The thing I suppose I needed most this year was a balls-out story of daring, legal piracy and hard-nosed colonialism in the service of personal riches and furthering the drug trade. Either that, or everything else going on was balls enough to make me believe that that kind of story would be great.
Enter James Clavell, from beyond the grave, holding a copy of his 1966 tome, wordlessly gesturing that I should get that into me.
I did, and I’m glad because if there’s anything that can distract from this year, it’s a doorstopper-sized tome about Bastards Being Bastards played out against the backdrop of 1840s China (including the nascent outpost of Hong Kong) and the oceans of the world.
Having inhaled Shōgun (and the excellently terrible miniseries adaptation) on a trip through Japan, I was well prepared for the way this novel would go. Tai-Pan was written before Shōgun – even though their positions are reversed if one is to read Clavell’s Asian Saga series in chronological order – and I think that it whips through the action a lot more quickly. Sure, Shōgun has a higher level of detail, but Tai-Pan is scrappier, leaner.
(As lean as a 700-page book can be, I suppose.)
A lot of that cracking energy comes from the titular Tai-Pan (or big cheese) of the work, Dirk Struan. He’s all action, all the time, whether he’s up to (authorised) freebooting or rooting. He’s a man of action, a trader, a sailor and a bloke with a long memory: a lot of the book is taken up with a long-awaited reckoning with his nemesis, Tyler Brock. But mostly, he’s presented as a more international bloke than the sort you’d picture given the time: he has a Chinese mistress, and – albeit in cringe-to-read-now pidgin English – communicates with locals more effectively than his competition in the import/export trade. He adapts Chinese ways more readily than others, bridging the gap between Britannia’s steel fist and the effective habits of the people who actually live where the novel is set and putting him ahead of the pack.
He is, of course, completely over the top, and it’s this that provides a lot of the friction in the work: he’s a Scottish giant who has Plans and Schemes, and who twists representatives of the Crown around his little finger. He’s a hard bastard, but one that’s stupidly enjoyable to read.
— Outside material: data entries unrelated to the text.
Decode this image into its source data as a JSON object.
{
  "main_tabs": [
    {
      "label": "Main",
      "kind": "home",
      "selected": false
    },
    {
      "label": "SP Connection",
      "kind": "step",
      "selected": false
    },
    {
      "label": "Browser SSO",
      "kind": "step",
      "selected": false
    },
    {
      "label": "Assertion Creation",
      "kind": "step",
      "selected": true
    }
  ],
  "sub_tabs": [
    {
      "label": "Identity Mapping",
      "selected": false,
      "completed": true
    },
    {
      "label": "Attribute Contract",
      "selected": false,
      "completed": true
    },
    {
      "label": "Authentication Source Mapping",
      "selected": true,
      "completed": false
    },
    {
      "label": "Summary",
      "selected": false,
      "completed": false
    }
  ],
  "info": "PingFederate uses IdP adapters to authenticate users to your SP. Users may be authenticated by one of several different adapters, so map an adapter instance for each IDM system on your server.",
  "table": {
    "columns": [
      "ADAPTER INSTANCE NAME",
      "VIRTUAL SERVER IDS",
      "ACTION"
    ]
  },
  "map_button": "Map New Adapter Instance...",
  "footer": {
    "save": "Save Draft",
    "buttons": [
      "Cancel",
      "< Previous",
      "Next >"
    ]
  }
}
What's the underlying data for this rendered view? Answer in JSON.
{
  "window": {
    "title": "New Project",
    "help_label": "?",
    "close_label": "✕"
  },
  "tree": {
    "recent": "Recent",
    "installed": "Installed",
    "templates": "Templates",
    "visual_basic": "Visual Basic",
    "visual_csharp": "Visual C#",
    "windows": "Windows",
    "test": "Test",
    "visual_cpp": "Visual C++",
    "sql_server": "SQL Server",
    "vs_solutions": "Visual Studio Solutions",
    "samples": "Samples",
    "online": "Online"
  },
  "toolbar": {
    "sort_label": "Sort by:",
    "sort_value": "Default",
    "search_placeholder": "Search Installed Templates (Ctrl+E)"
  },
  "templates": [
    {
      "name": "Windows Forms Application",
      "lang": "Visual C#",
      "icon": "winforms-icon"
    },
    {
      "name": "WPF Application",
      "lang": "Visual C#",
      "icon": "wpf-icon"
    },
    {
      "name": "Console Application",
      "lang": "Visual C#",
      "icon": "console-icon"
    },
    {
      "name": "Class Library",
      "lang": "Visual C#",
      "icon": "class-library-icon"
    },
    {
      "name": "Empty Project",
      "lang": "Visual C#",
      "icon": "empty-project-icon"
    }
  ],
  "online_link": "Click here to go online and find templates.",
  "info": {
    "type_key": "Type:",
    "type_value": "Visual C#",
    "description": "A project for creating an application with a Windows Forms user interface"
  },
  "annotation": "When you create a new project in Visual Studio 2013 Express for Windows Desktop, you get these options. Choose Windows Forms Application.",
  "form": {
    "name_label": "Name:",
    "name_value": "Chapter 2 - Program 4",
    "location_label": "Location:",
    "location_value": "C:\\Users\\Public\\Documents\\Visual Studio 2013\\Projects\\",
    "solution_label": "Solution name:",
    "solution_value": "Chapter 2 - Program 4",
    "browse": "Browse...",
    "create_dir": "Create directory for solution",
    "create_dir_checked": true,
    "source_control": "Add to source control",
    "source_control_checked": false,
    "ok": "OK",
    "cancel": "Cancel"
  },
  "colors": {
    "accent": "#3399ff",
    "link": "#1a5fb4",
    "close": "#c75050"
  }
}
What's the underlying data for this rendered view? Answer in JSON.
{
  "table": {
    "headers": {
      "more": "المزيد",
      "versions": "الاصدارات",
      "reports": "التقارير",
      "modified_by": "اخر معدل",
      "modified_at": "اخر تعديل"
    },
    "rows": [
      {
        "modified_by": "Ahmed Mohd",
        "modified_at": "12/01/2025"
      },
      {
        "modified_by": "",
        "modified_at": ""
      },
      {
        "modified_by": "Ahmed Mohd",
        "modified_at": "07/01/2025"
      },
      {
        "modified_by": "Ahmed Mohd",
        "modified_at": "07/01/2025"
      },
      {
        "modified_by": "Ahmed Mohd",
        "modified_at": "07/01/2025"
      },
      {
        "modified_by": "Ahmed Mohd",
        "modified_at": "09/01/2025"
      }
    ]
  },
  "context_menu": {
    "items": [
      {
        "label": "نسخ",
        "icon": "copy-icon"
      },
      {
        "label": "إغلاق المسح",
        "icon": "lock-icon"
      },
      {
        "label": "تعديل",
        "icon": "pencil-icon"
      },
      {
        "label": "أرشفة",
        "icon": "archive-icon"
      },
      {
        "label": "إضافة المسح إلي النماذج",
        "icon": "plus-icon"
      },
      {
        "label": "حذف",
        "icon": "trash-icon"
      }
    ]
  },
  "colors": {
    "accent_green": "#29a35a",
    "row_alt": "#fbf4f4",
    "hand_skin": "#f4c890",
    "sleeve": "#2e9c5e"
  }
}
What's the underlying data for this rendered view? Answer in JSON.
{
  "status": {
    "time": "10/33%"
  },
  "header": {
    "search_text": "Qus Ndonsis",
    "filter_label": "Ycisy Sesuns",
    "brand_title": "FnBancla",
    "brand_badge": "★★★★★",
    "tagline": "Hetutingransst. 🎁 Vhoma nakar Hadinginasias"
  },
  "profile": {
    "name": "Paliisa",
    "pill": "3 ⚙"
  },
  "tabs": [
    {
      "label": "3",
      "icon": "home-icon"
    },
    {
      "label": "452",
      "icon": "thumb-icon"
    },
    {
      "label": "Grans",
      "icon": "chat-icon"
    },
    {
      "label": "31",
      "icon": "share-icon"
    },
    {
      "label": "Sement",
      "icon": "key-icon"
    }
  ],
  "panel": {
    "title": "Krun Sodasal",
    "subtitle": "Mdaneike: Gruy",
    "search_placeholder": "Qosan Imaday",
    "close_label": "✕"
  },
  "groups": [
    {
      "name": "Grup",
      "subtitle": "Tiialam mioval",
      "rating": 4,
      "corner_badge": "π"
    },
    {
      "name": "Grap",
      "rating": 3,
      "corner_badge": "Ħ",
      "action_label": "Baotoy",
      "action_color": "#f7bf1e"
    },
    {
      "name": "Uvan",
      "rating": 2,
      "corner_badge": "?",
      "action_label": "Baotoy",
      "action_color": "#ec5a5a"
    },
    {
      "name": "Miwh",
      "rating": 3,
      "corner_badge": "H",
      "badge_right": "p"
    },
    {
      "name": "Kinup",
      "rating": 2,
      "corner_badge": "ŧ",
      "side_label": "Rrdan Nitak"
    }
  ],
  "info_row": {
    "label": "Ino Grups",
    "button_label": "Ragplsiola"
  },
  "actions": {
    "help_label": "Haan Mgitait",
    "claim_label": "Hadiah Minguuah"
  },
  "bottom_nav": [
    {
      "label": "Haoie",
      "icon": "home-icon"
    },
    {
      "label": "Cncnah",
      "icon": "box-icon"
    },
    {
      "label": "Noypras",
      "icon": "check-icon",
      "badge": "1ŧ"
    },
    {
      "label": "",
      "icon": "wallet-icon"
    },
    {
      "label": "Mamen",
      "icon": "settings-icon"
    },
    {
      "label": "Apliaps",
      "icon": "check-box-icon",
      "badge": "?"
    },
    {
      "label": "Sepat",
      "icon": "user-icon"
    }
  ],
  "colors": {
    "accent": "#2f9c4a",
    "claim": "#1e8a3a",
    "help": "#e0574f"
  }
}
A friend on Twitter said that they’d always imagined this book was about an enormous snake, given the title. Immediately, the fact that Dirk Struan is relentlessly Scots attached itself to the image of a snake and somehow I ended up with an inability to imagine him as anything other than Sean Connery in Zardoz.
Which, as you can imagine, made for quite the read.
If you’re looking for historical veracity, you should probably give this one a pass. But if you’re looking for propulsive swashbuckling bullshit set in a hyperreal version of the past, then you could do far worse. It might not be something you’ll come back to, but the time taken to read will be well, if guiltily, spent.